Désigné par le tout-puissant caïd de son douar algérien pour partir à la guerre en France en se faisant passer pour son fils, le jeune berger Yacine se retrouve dans l’enfer des tranchées de la première guerre mondiale avec, en échange, la promesse d’une ferme qui tirerait ses parents de la misère. Lorsqu’après quatre ans à côtoyer l’horreur et la mort, il rentre enfin, irrémédiablement hanté mais persuadé d’être accueilli en héros, rien ne se passe pourtant comme il l’escomptait. Car, pour le despote pressé d’effacer toute trace de la supercherie qui a valorisé son fils à bon compte, Yacine doit disparaître…

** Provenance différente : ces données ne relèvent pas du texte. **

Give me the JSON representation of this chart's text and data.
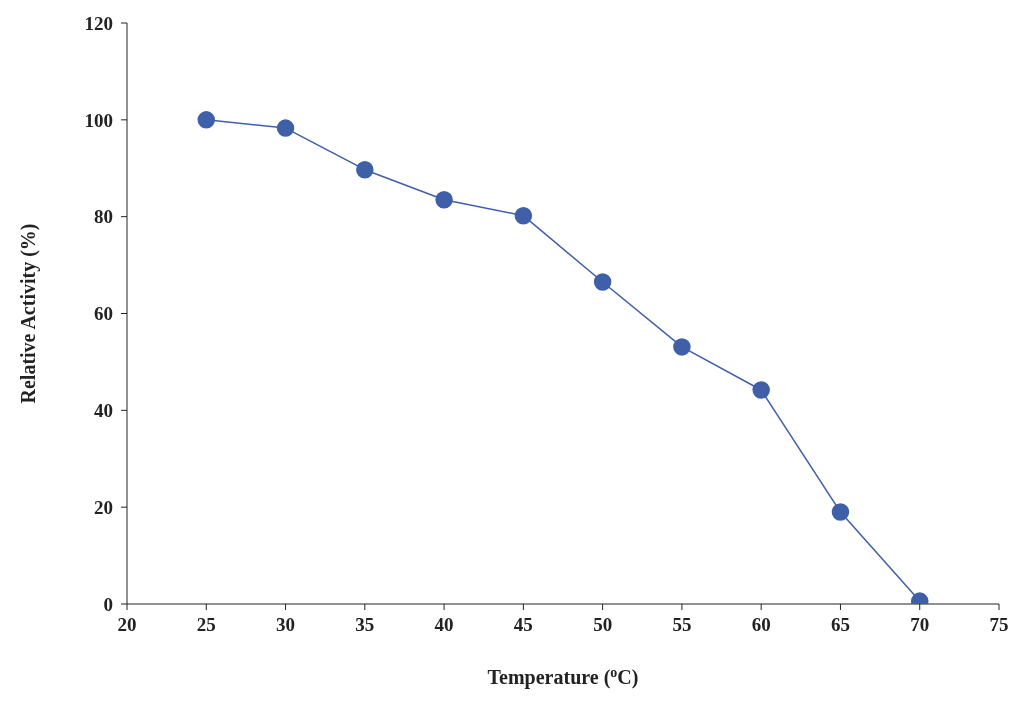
{
  "chart_data": {
    "type": "line",
    "xlabel": "Temperature ($^{o}$C)",
    "ylabel": "Relative Activity (%)",
    "x": [
      25,
      30,
      35,
      40,
      45,
      50,
      55,
      60,
      65,
      70
    ],
    "values": [
      100,
      98.3,
      89.7,
      83.5,
      80.2,
      66.5,
      53.1,
      44.2,
      19,
      0.6
    ],
    "color": "#3f5fa8",
    "marker": "circle",
    "line_style": "solid",
    "grid": false,
    "legend": false,
    "xlim": [
      20,
      75
    ],
    "xticks": [
      20,
      25,
      30,
      35,
      40,
      45,
      50,
      55,
      60,
      65,
      70,
      75
    ],
    "ylim": [
      0,
      120
    ],
    "yticks": [
      0,
      20,
      40,
      60,
      80,
      100,
      120
    ]
  }
}
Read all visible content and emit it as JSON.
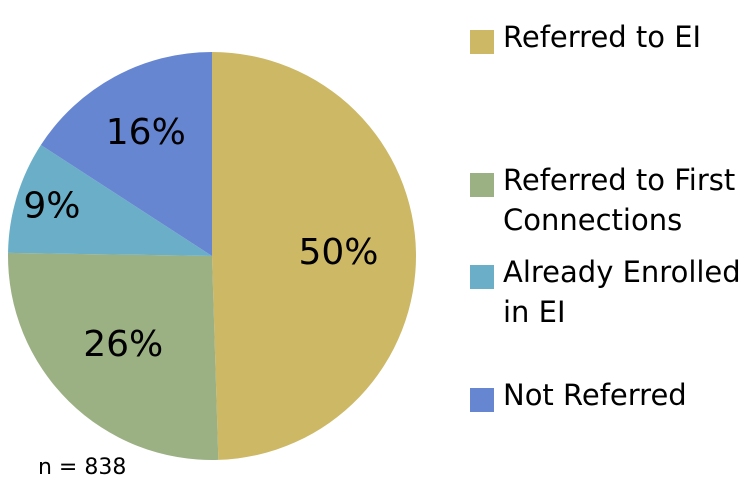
{
  "chart_data": {
    "type": "pie",
    "categories": [
      "Referred to EI",
      "Referred to First Connections",
      "Already Enrolled in EI",
      "Not Referred"
    ],
    "values": [
      50,
      26,
      9,
      16
    ],
    "value_labels": [
      "50%",
      "26%",
      "9%",
      "16%"
    ],
    "colors": [
      "#cdb865",
      "#9bb083",
      "#6aafc7",
      "#6786d2"
    ],
    "note": "n = 838"
  }
}
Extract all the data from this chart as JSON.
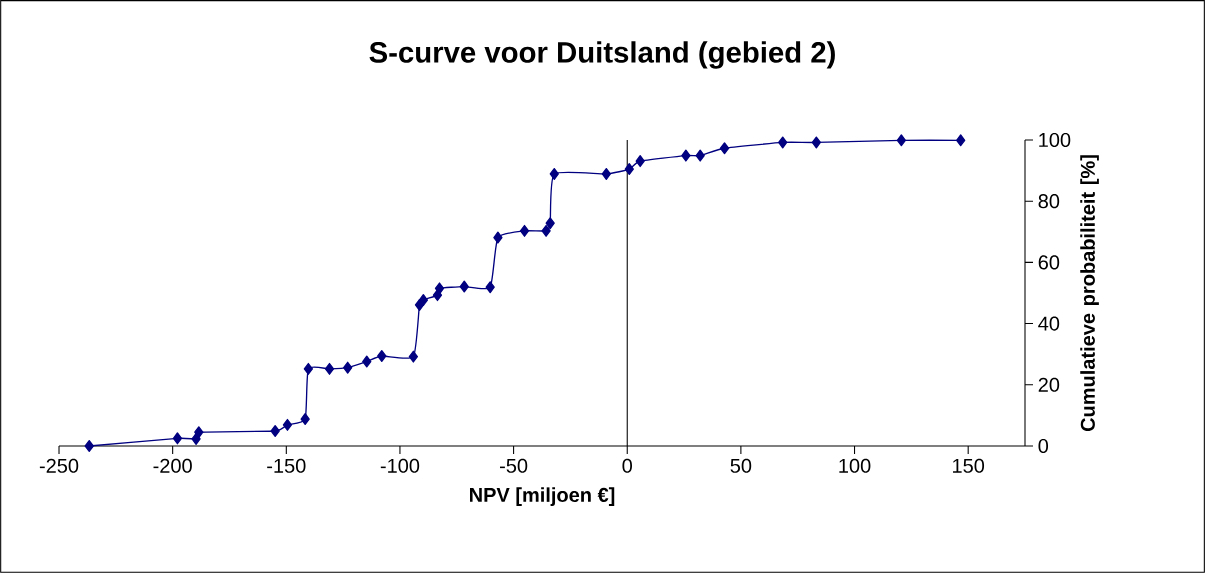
{
  "chart_data": {
    "type": "line",
    "title": "S-curve voor Duitsland (gebied 2)",
    "xlabel": "NPV [miljoen €]",
    "ylabel": "Cumulatieve probabiliteit [%]",
    "xlim": [
      -250,
      175
    ],
    "xticks": [
      -250,
      -200,
      -150,
      -100,
      -50,
      0,
      50,
      100,
      150
    ],
    "ylim": [
      0,
      100
    ],
    "yticks": [
      0,
      20,
      40,
      60,
      80,
      100
    ],
    "grid": false,
    "marker": "diamond",
    "line_style": "solid",
    "ref_lines": [
      {
        "axis": "x",
        "value": 0,
        "color": "#000000"
      }
    ],
    "series": [
      {
        "color": "#000080",
        "x": [
          -236.7,
          -197.9,
          -189.7,
          -188.5,
          -154.9,
          -149.5,
          -141.7,
          -140.3,
          -131,
          -123,
          -114.6,
          -108,
          -94.1,
          -91.4,
          -89.7,
          -83.5,
          -82.6,
          -71.7,
          -60.3,
          -56.9,
          -45.2,
          -35.7,
          -33.9,
          -32.1,
          -9.2,
          0.9,
          5.7,
          25.8,
          32.1,
          42.8,
          68.4,
          83.2,
          120.6,
          146.7
        ],
        "values": [
          0,
          2.5,
          2.3,
          4.5,
          4.9,
          6.9,
          8.8,
          25.2,
          25.2,
          25.6,
          27.6,
          29.4,
          29.2,
          46.1,
          47.7,
          49.3,
          51.5,
          52.1,
          51.9,
          68.1,
          70.3,
          70.3,
          72.8,
          88.9,
          88.9,
          90.5,
          93.1,
          94.9,
          94.9,
          97.3,
          99.2,
          99.2,
          99.9,
          99.9
        ]
      }
    ]
  }
}
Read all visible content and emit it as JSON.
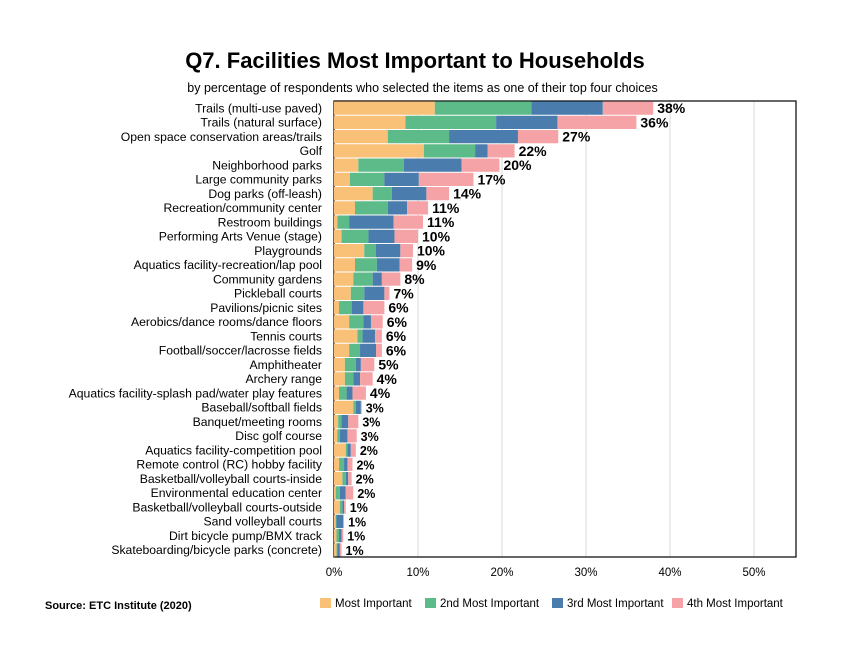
{
  "chart_data": {
    "type": "bar",
    "orientation": "horizontal",
    "stacked": true,
    "title": "Q7. Facilities Most Important to Households",
    "subtitle": "by percentage of respondents who selected the items as one of their top four choices",
    "source": "Source:  ETC Institute (2020)",
    "xlim": [
      0,
      55
    ],
    "xticks": [
      "0%",
      "10%",
      "20%",
      "30%",
      "40%",
      "50%"
    ],
    "xtick_values": [
      0,
      10,
      20,
      30,
      40,
      50
    ],
    "grid": true,
    "legend_position": "bottom",
    "colors": [
      "#F9C178",
      "#5DBB8A",
      "#4A7DAE",
      "#F5A3A6"
    ],
    "categories": [
      "Trails (multi-use paved)",
      "Trails (natural surface)",
      "Open space conservation areas/trails",
      "Golf",
      "Neighborhood parks",
      "Large community parks",
      "Dog parks (off-leash)",
      "Recreation/community center",
      "Restroom buildings",
      "Performing Arts Venue (stage)",
      "Playgrounds",
      "Aquatics facility-recreation/lap pool",
      "Community gardens",
      "Pickleball courts",
      "Pavilions/picnic sites",
      "Aerobics/dance rooms/dance floors",
      "Tennis courts",
      "Football/soccer/lacrosse fields",
      "Amphitheater",
      "Archery range",
      "Aquatics facility-splash pad/water play features",
      "Baseball/softball fields",
      "Banquet/meeting rooms",
      "Disc golf course",
      "Aquatics facility-competition pool",
      "Remote control (RC) hobby facility",
      "Basketball/volleyball courts-inside",
      "Environmental education center",
      "Basketball/volleyball courts-outside",
      "Sand volleyball courts",
      "Dirt bicycle pump/BMX track",
      "Skateboarding/bicycle parks (concrete)"
    ],
    "totals": [
      "38%",
      "36%",
      "27%",
      "22%",
      "20%",
      "17%",
      "14%",
      "11%",
      "11%",
      "10%",
      "10%",
      "9%",
      "8%",
      "7%",
      "6%",
      "6%",
      "6%",
      "6%",
      "5%",
      "4%",
      "4%",
      "3%",
      "3%",
      "3%",
      "2%",
      "2%",
      "2%",
      "2%",
      "1%",
      "1%",
      "1%",
      "1%"
    ],
    "series": [
      {
        "name": "Most Important",
        "values": [
          12,
          8.5,
          6.4,
          10.7,
          2.9,
          1.9,
          4.6,
          2.5,
          0.4,
          0.9,
          3.6,
          2.5,
          2.3,
          2.0,
          0.6,
          1.8,
          2.8,
          1.8,
          1.3,
          1.3,
          0.6,
          2.3,
          0.5,
          0.4,
          1.4,
          0.6,
          1.0,
          0.2,
          0.7,
          0.2,
          0.3,
          0.3
        ]
      },
      {
        "name": "2nd Most Important",
        "values": [
          11.5,
          10.8,
          7.3,
          6.1,
          5.4,
          4.1,
          2.3,
          3.9,
          1.4,
          3.2,
          1.4,
          2.6,
          2.3,
          1.6,
          1.5,
          1.7,
          0.6,
          1.3,
          1.3,
          1.0,
          0.9,
          0.3,
          0.4,
          0.3,
          0.2,
          0.6,
          0.4,
          0.5,
          0.3,
          0.1,
          0.3,
          0.1
        ]
      },
      {
        "name": "3rd Most Important",
        "values": [
          8.5,
          7.3,
          8.2,
          1.5,
          6.9,
          4.1,
          4.1,
          2.3,
          5.3,
          3.1,
          2.9,
          2.7,
          1.1,
          2.4,
          1.4,
          0.9,
          1.5,
          1.9,
          0.6,
          0.8,
          0.7,
          0.6,
          0.8,
          0.9,
          0.4,
          0.4,
          0.3,
          0.7,
          0.2,
          0.8,
          0.3,
          0.3
        ]
      },
      {
        "name": "4th Most Important",
        "values": [
          6.0,
          9.4,
          4.8,
          3.2,
          4.5,
          6.5,
          2.7,
          2.5,
          3.5,
          2.8,
          1.5,
          1.5,
          2.2,
          0.6,
          2.5,
          1.4,
          0.8,
          0.7,
          1.6,
          1.5,
          1.6,
          0.1,
          1.2,
          1.1,
          0.6,
          0.6,
          0.4,
          0.9,
          0.2,
          0.1,
          0.2,
          0.2
        ]
      }
    ]
  }
}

Lui qui espérait sortir de l’asservissement féodal au prix de quelques années à servir de chair à canon, réalise alors qu’on ne trompe pas si facilement son destin. Dépouillé de sa vie d’antan, volé de son passé de soldat, il n’a plus guère que l’indéfectible solidarité de ses anciens compagnons d’armes, et surtout, son immarcescible droiture d’âme, pour s’empêcher de sombrer et pour trouver la force d’aller de l’avant, alors que les épreuves et les injustices sont bien loin d’en avoir fini avec lui. Un souffle épique emporte le récit dans une cascade de péripéties toutes plus terribles les unes que les autres, la vie de Yacine ne semblant jamais devoir cesser de rebondir de Charybde en Scylla, emportée comme un fétu de paille dans les redoutables remous d’un irrépressible torrent.
Pourtant, si désespérant et si violent le monde, Yacine ne perd pas pied, fondant sa résilience sur cette sagesse instinctive qui le fait se plier aux caprices du mektoub, tout en restant droit dans ses bottes, fidèle à lui-même, à ses valeurs humaines et à ses attaches affectives. « La vie est une traversée et tu es un simple pèlerin. Le passé est ton bagage. Le futur, ta destination. Le présent, c’est toi. Si ton bagage t’encombre, dépose-le à la consigne. Si ta destination est hasardeuse, sache qu’elle l’est pour tout le monde. Vis à fond l’instant présent, car rien n’est aussi concrètement acquis que cette réalité manifeste que tu portes en toi. » Au soir de sa vie, loin de se perdre en regrets, aigreurs ou lamentations, il sera de ceux qui se seront attachés à cultiver l’amour et le bonheur jusqu’au plus creux de l’adversité, faisant avec l’inéluctable pour mieux profiter des moindres éclaircies concédées par la vie.
Il aura fallu trois ans à Yasmina Khadra pour peaufiner cette apothéose de son œuvre : une fresque puissante et tumultueuse, aux nombreuses scènes d’anthologie, pour célébrer ces âmes droites, capables, quelles que soient leurs infortunes et la barbarie du monde, de garder leur foi en elles-mêmes et en l’humanité, de défendre l’amour et le droit au bonheur même quand tout semble perdu. « Nous ne sommes que des mortels, mon garçon, des récits anonymes gravés sur du sable que le temps dispersera au gré du vent. Alors pourquoi tant de souffrance puisque tout passe, et nous avec ? » Coup de coeur.